Abstract:
Data path synthesis is still regarded by researchers as one of the hardest problems in high level
synthesis, the process of transforming a hardware descriptive language model, which
describes the behavior of a given design to an actual register-transfer level or structural
design. Despite the progress that has been achieved in this field of research, there is still an
inevitable necessity for new techniques that achieve better area, timing, and power results
for this NP-hard problem.
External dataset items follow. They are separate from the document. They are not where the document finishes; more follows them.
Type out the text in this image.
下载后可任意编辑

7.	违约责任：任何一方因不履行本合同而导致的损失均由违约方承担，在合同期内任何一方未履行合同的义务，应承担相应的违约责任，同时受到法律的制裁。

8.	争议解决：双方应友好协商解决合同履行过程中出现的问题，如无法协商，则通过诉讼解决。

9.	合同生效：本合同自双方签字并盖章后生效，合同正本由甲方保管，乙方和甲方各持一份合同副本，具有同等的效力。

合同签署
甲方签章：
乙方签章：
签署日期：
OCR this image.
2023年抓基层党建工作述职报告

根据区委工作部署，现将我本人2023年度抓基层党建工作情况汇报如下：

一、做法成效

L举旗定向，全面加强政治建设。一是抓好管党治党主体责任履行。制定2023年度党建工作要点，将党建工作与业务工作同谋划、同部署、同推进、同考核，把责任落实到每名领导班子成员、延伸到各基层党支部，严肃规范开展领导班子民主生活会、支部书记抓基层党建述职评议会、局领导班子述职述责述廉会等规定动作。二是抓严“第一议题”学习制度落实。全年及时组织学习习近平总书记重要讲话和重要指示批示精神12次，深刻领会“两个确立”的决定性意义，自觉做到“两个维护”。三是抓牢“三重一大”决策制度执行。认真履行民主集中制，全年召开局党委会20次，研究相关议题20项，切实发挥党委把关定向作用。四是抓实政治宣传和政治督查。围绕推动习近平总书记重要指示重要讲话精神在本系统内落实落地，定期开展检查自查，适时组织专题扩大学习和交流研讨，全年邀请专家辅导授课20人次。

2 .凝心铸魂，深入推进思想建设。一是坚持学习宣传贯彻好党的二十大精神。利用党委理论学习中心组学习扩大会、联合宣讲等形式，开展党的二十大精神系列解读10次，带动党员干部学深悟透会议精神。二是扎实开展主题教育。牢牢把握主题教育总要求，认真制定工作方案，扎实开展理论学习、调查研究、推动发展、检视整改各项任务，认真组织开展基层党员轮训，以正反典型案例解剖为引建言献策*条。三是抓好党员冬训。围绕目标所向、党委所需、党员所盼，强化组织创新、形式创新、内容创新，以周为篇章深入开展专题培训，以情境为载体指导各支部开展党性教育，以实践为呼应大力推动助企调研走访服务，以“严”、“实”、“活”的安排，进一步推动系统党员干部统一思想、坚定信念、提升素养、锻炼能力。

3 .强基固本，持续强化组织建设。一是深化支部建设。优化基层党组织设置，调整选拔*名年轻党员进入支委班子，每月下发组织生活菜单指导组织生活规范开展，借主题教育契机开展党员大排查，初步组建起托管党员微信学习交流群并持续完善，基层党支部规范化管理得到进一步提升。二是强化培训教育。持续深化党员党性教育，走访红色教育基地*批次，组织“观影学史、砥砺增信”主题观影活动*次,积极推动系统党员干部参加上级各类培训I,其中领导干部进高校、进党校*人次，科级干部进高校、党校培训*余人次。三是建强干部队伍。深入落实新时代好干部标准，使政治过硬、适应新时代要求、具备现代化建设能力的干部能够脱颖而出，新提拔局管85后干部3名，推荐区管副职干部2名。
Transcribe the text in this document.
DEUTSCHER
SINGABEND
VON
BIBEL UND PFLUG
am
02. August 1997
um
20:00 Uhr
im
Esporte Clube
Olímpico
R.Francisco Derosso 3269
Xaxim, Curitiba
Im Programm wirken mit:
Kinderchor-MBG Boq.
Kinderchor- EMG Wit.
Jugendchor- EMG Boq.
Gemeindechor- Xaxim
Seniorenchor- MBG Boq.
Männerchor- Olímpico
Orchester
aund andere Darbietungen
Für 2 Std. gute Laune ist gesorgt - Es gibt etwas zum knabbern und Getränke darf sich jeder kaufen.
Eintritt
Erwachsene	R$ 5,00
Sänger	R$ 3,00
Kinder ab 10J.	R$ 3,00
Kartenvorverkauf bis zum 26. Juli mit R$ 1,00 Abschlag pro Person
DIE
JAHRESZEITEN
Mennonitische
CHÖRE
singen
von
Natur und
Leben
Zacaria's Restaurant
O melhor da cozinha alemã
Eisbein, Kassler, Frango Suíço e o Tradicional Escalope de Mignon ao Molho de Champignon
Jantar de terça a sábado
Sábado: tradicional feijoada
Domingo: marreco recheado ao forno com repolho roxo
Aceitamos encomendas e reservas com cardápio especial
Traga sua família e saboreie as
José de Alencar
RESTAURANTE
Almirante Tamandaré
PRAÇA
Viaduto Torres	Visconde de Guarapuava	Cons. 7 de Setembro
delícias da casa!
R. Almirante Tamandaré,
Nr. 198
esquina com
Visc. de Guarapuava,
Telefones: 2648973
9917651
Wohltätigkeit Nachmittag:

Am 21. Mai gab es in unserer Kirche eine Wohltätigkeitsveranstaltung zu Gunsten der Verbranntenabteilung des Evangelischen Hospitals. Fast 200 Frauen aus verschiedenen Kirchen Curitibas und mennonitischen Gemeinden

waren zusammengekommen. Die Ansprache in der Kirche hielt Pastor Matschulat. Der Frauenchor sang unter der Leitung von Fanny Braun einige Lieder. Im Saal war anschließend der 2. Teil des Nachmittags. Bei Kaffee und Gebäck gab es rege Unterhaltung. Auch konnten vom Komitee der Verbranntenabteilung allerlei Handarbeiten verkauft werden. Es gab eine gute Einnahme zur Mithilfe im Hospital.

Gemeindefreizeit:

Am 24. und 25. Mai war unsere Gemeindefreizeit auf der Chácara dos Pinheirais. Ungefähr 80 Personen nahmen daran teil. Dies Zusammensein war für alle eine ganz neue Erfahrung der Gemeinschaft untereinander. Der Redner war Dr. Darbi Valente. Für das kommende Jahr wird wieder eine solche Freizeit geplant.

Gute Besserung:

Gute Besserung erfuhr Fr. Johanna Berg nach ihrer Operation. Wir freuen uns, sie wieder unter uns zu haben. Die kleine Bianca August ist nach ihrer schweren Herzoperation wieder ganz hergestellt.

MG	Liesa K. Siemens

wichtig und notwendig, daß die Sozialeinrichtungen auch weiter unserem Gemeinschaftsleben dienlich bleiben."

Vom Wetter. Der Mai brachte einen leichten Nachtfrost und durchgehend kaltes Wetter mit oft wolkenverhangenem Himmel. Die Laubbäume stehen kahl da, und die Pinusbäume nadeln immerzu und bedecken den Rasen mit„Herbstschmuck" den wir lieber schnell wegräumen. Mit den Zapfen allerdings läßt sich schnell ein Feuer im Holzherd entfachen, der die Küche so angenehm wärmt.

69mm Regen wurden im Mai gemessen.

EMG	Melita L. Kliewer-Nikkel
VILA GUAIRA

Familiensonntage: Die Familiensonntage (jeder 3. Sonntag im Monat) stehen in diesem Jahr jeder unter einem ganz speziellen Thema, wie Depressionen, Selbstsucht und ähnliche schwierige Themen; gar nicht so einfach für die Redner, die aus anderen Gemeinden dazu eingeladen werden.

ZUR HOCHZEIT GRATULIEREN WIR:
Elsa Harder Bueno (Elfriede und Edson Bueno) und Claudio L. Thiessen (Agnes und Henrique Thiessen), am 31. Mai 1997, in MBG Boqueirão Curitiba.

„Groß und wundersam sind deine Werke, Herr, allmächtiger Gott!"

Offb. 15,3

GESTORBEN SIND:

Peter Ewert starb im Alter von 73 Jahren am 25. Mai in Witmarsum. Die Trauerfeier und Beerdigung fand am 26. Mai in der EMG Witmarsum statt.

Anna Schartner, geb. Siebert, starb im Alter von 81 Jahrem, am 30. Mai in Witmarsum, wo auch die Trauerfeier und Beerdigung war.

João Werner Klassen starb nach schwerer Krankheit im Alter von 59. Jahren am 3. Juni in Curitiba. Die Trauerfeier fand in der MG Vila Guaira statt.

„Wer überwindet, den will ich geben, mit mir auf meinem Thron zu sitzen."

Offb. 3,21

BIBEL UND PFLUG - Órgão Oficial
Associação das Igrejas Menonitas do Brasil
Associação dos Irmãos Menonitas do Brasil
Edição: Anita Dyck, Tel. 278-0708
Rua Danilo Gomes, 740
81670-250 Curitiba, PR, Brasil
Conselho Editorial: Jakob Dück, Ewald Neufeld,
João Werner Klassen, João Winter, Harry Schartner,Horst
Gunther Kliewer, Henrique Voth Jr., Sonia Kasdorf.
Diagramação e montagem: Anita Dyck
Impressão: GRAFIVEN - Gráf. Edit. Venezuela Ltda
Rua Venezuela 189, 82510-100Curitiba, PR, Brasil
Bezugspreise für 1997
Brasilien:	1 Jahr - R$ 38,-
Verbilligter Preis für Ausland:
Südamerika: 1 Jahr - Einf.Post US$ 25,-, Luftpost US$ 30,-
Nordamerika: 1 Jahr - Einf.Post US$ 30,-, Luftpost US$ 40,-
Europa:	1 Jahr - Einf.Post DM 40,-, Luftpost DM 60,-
In contrast with previous approaches which divide the high-level
synthesis problem into sub-tasks and optimize each task independently in an attempt to
reduce its complexity, this work proposes a novel technique using the ant colony
optimization, which respects this division but establishes efficient communication between
these different interdependent tasks.
Substantial modifications are added to the ant colony optimization, most importantly a
perturbation factor allowing the ants to visit previously unexplored solutions due to the
nature of the binding problem. To test the efficiency of the proposed technique, specific
resource bags were designed for a large set of benchmarks of different complexities. The
proposed approach yielded an overall average of 6.8% improvement in area for all tested
benchmarks and allows an easy transition to a parallel programming paradigm which
benefits from the concept of parallel agents present in the ant colony optimization. The
parallel execution makes the proposed technique an appealing solution, easily mappable to
and well-suited for the omnipresent multi-core and multi-processing computing platforms.
A parallel implementation using message passing in java was developed to prove the
effectiveness of the proposed parallel model. Rigorous testing of this model on an 8-core
machine, showed more than eighty four percent utilization of the parallel environment
allowing the proposed technique to run 6.7 times faster than the single-threaded approach.